Everyone wants to have a dream job.
We are getting to the time of the year in the summer when good jobs are hard to come by. For those of you who resolved to find your dream job this year, however, you probably haven’t really even started looking. So maybe it isn’t too late to succeed on that one.
At the risk of sounding like a cliché, I, Benjamin Wey, am going to quote Confucius, who is credited with saying, “Choose a job you love, and you will never have to work a day in your life.” That is the definition of a dream job, and the tricky part is figuring out how to get paid for doing things you love. If you love being a bookkeeper, there are thousands of opportunities for your dream job, but you are also probably part of the smallest minority on the planet. Most of us love doing things that cost us money rather than generate an income.
The easy part is deciding what you’d like to do with your time. The hard part is figuring out how to get paid for it. No matter what the job, though, people are willing to pay you for just one thing: solving a problem for them. That’s the entire basis of the economy. We solve problems for each other.
You pay a doctor because she cures your illness; you pay a lawyer because he draws up your contracts; you pay a plumber because she unblocks the drain; you pay a mechanic because he fixes your car.
The key to a dream job is deciding what it is that makes you happy and discover a problem that goes with it. Then, determine a way to solve that problem. So long as that problem exists in the field you like, and so long as no one else comes up with a better solution, you will have your dream job.
The mistake that people often make when looking for their dream job is that they start the process by thinking about jobs that exist that sound like they’d be fun. That is how a lot of disillusionment happens.
Some of the best jobs out there today didn’t exist 20 years ago. Social media jobs, for instance, are new, and they are constantly changing. Other jobs used to be the purview of a select few, like being an astronaut. Now, thanks to Virgin Galactic and others, there will soon be a private-sector space industry, and someone will have to pilot those ships — NASA doesn’t even have a launch vehicle anymore.
But what if there isn’t a company out there that you could work for, solving the problem you can solve in the field where you want to work? Well, take a deep breath, and start one.

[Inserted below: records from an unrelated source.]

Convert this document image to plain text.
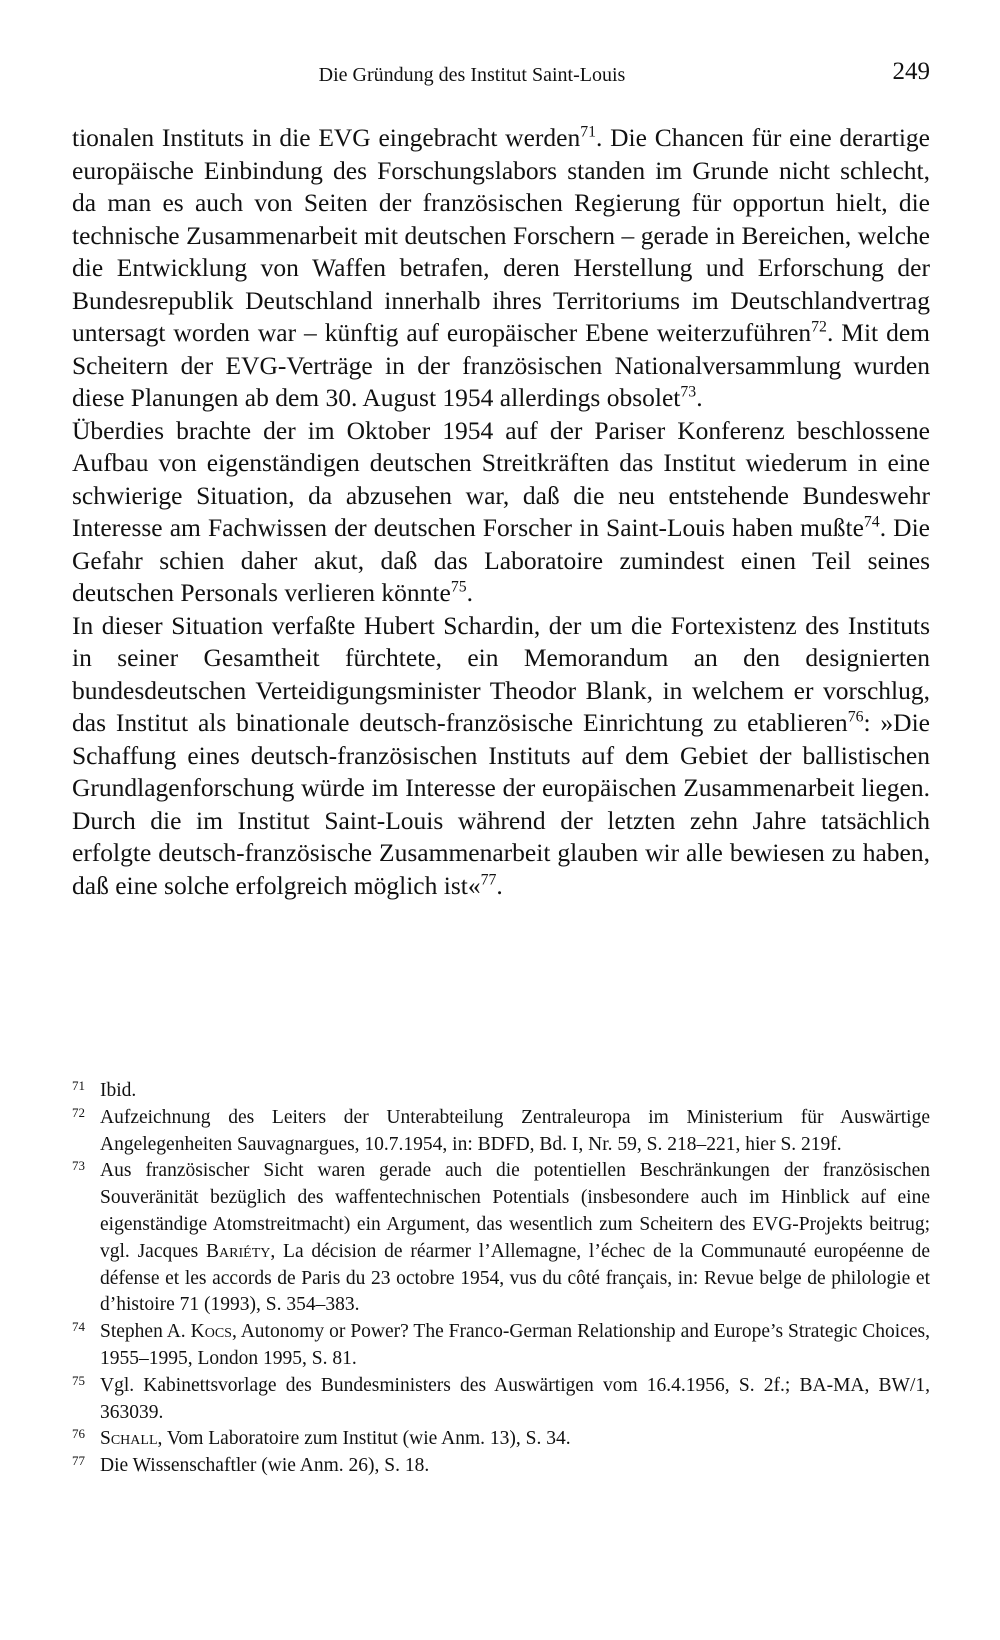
Die Gründung des Institut Saint-Louis	249

tionalen Instituts in die EVG eingebracht werden$^{71}$. Die Chancen für eine derartige europäische Einbindung des Forschungslabors standen im Grunde nicht schlecht, da man es auch von Seiten der französischen Regierung für opportun hielt, die technische Zusammenarbeit mit deutschen Forschern – gerade in Bereichen, welche die Entwicklung von Waffen betrafen, deren Herstellung und Erforschung der Bundesrepublik Deutschland innerhalb ihres Territoriums im Deutschlandvertrag untersagt worden war – künftig auf europäischer Ebene weiterzuführen$^{72}$. Mit dem Scheitern der EVG-Verträge in der französischen Nationalversammlung wurden diese Planungen ab dem 30. August 1954 allerdings obsolet$^{73}$.

Überdies brachte der im Oktober 1954 auf der Pariser Konferenz beschlossene Aufbau von eigenständigen deutschen Streitkräften das Institut wiederum in eine schwierige Situation, da abzusehen war, daß die neu entstehende Bundeswehr Interesse am Fachwissen der deutschen Forscher in Saint-Louis haben mußte$^{74}$. Die Gefahr schien daher akut, daß das Laboratoire zumindest einen Teil seines deutschen Personals verlieren könnte$^{75}$.

In dieser Situation verfaßte Hubert Schardin, der um die Fortexistenz des Instituts in seiner Gesamtheit fürchtete, ein Memorandum an den designierten bundesdeutschen Verteidigungsminister Theodor Blank, in welchem er vorschlug, das Institut als binationale deutsch-französische Einrichtung zu etablieren$^{76}$: »Die Schaffung eines deutsch-französischen Instituts auf dem Gebiet der ballistischen Grundlagenforschung würde im Interesse der europäischen Zusammenarbeit liegen. Durch die im Institut Saint-Louis während der letzten zehn Jahre tatsächlich erfolgte deutsch-französische Zusammenarbeit glauben wir alle bewiesen zu haben, daß eine solche erfolgreich möglich ist«$^{77}$.

71 Ibid.
72 Aufzeichnung des Leiters der Unterabteilung Zentraleuropa im Ministerium für Auswärtige Angelegenheiten Sauvagnargues, 10.7.1954, in: BDFD, Bd. I, Nr. 59, S. 218–221, hier S. 219f.
73 Aus französischer Sicht waren gerade auch die potentiellen Beschränkungen der französischen Souveränität bezüglich des waffentechnischen Potentials (insbesondere auch im Hinblick auf eine eigenständige Atomstreitmacht) ein Argument, das wesentlich zum Scheitern des EVG-Projekts beitrug; vgl. Jacques Bariéty, La décision de réarmer l’Allemagne, l’échec de la Communauté européenne de défense et les accords de Paris du 23 octobre 1954, vus du côté français, in: Revue belge de philologie et d’histoire 71 (1993), S. 354–383.
74 Stephen A. Kocs, Autonomy or Power? The Franco-German Relationship and Europe’s Strategic Choices, 1955–1995, London 1995, S. 81.
75 Vgl. Kabinettsvorlage des Bundesministers des Auswärtigen vom 16.4.1956, S. 2f.; BA-MA, BW/1, 363039.
76 Schall, Vom Laboratoire zum Institut (wie Anm. 13), S. 34.
77 Die Wissenschaftler (wie Anm. 26), S. 18.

The two Steves (Jobs and Wozniak) created the Apple computer because they wanted their own computer and purchasing a mainframe just wasn’t going to work. When their friends saw what they had built, an industry was born. They could have said, “Let’s go to work at IBM,” instead, and I expect they would have been miserable. They certainly would have been poorer.
So, what do you love, and what problem comes with it? You have 11 months to go.